My reason is that the dentist is in and out of the mouth in so much less time. The discomfort is less. The pain is less. The noise is less. The chance for mistakes are less.

And yes, it comes down to having a dentist you trust. No question about it, because even if that dentist does do something unpleasant, you attribute it to a mistake and not to some danger to you.

To trust a dentist takes time, but usually first impressions are very true.
 
How did you get on with your appointment today?:hug2:
 
Has anyone seen Debbie on here since her appointment? I was wondering how she got on.
 
How did you get on with your appointment today?:hug2:

Has anyone seen Debbie on here since her appointment? I was wondering how she got on.


Hello

I'm so sorry for not replying for so long.........and no I have not been yet. My appointment is now tomorrow and yes I am still scared.

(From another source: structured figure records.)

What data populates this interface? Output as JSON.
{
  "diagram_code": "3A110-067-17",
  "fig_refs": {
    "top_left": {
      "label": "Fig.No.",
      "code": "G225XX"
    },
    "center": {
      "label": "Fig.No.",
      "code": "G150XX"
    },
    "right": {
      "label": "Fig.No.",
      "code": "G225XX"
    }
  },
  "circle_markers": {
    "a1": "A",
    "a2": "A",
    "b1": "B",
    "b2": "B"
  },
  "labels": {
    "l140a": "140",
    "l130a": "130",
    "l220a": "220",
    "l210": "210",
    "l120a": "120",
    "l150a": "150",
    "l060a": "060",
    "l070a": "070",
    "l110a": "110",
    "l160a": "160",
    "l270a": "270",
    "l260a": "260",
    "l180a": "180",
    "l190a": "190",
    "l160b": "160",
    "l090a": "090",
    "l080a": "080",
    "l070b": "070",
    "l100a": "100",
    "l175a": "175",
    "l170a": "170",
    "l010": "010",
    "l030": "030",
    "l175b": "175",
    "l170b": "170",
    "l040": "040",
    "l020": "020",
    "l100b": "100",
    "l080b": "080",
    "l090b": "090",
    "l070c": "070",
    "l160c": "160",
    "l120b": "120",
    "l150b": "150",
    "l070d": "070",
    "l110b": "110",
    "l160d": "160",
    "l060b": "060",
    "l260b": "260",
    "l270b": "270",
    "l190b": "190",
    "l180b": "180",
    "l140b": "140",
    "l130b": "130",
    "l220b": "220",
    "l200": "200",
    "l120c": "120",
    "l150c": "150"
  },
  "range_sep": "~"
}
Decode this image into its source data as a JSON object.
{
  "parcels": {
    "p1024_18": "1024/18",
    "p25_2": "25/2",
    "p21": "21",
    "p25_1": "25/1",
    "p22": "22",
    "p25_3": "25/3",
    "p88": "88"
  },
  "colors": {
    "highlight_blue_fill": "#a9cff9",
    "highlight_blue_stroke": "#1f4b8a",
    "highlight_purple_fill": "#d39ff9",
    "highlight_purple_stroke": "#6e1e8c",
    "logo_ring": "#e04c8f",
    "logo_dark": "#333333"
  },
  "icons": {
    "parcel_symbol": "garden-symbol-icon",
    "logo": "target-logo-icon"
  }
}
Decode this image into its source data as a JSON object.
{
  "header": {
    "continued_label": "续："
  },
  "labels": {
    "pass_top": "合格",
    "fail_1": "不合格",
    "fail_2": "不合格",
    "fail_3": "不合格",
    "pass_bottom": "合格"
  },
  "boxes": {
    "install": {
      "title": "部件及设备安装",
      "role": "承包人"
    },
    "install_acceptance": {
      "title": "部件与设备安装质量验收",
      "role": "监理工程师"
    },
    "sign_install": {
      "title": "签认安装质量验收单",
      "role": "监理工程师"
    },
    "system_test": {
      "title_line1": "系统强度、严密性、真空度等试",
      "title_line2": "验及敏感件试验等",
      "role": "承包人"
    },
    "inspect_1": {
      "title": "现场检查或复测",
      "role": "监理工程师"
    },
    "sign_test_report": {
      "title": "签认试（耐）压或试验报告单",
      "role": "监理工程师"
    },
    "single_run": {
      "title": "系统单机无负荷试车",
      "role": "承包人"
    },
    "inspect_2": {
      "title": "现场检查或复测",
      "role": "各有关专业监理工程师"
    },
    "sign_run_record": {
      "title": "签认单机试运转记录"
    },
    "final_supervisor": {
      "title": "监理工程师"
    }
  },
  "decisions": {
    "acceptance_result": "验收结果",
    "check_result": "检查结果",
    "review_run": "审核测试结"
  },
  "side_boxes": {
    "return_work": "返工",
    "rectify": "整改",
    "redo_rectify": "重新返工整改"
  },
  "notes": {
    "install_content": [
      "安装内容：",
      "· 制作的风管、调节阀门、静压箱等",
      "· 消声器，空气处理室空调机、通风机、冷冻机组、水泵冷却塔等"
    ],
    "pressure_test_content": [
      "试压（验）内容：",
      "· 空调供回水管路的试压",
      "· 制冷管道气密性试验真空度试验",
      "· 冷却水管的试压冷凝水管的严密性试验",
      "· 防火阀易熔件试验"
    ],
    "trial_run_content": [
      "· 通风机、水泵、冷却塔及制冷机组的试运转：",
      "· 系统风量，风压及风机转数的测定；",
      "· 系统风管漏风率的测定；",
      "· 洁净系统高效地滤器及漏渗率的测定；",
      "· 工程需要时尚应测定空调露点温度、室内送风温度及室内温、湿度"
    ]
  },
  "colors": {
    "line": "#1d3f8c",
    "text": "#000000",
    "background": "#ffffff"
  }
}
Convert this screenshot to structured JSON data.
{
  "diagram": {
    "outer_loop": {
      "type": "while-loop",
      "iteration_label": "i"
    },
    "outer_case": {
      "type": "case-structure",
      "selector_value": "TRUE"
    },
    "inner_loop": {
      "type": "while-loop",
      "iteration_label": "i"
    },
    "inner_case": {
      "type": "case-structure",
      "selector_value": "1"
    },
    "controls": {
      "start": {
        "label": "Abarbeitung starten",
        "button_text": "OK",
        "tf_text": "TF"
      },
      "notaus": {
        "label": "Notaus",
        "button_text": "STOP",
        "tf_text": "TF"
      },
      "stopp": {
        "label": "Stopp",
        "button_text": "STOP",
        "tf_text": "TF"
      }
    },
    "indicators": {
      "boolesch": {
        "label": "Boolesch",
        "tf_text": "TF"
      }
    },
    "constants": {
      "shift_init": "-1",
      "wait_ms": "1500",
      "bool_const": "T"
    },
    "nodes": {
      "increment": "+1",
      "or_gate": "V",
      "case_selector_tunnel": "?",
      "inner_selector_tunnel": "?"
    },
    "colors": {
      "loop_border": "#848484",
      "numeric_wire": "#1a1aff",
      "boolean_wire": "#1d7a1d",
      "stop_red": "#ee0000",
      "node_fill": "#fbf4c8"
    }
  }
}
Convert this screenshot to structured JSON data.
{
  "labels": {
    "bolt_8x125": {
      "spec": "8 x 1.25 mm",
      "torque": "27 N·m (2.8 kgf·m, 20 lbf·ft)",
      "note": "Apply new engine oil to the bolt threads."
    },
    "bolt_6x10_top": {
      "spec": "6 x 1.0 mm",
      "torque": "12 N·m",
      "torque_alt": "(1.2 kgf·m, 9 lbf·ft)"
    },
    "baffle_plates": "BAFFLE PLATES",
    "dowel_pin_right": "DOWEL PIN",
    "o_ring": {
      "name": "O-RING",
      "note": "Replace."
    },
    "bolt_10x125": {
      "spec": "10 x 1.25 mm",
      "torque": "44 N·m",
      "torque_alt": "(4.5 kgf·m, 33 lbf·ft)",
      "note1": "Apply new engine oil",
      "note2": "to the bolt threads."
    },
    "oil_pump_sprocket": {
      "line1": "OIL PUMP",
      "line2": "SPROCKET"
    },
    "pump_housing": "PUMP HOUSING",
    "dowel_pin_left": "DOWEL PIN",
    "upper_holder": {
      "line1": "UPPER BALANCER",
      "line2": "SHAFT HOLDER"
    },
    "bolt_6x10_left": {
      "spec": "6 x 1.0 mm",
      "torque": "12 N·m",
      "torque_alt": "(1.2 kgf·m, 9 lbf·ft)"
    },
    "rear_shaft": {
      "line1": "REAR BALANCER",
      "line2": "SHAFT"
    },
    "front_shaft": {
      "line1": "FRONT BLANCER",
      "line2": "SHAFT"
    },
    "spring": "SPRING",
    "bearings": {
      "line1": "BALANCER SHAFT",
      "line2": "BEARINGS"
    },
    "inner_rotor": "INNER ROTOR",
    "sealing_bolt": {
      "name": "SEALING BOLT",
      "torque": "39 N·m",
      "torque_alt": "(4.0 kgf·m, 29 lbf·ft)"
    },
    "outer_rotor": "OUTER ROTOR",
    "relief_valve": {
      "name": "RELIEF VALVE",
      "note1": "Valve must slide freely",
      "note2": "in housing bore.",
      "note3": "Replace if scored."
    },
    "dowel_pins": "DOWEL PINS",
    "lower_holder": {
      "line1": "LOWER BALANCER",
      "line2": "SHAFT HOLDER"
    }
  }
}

To cut a very long story short, I have a little boy who is disabled and was hospitalized the day after my posting and has had several operations and was in hospital for two months. He was actually in theatre at the time of my appointment so it was obviously cancelled. He needed 24/7 care when he came home so I rearranged for March. Two days before my appointment they called to cancel as anaesthetist was going to be off. The earliest next appointment was for 4pm tomorrow (23rd)

Thank you for your replies. I have been reading the success stories which have helped but I don't know how I am going to physically walk in the dentist door...but I will. I will do it for my lovely son who has been so brave and through so much more than this. We have just found out he will never walk again so have been devastated by that news so I MUST DO THIS TOMORROW.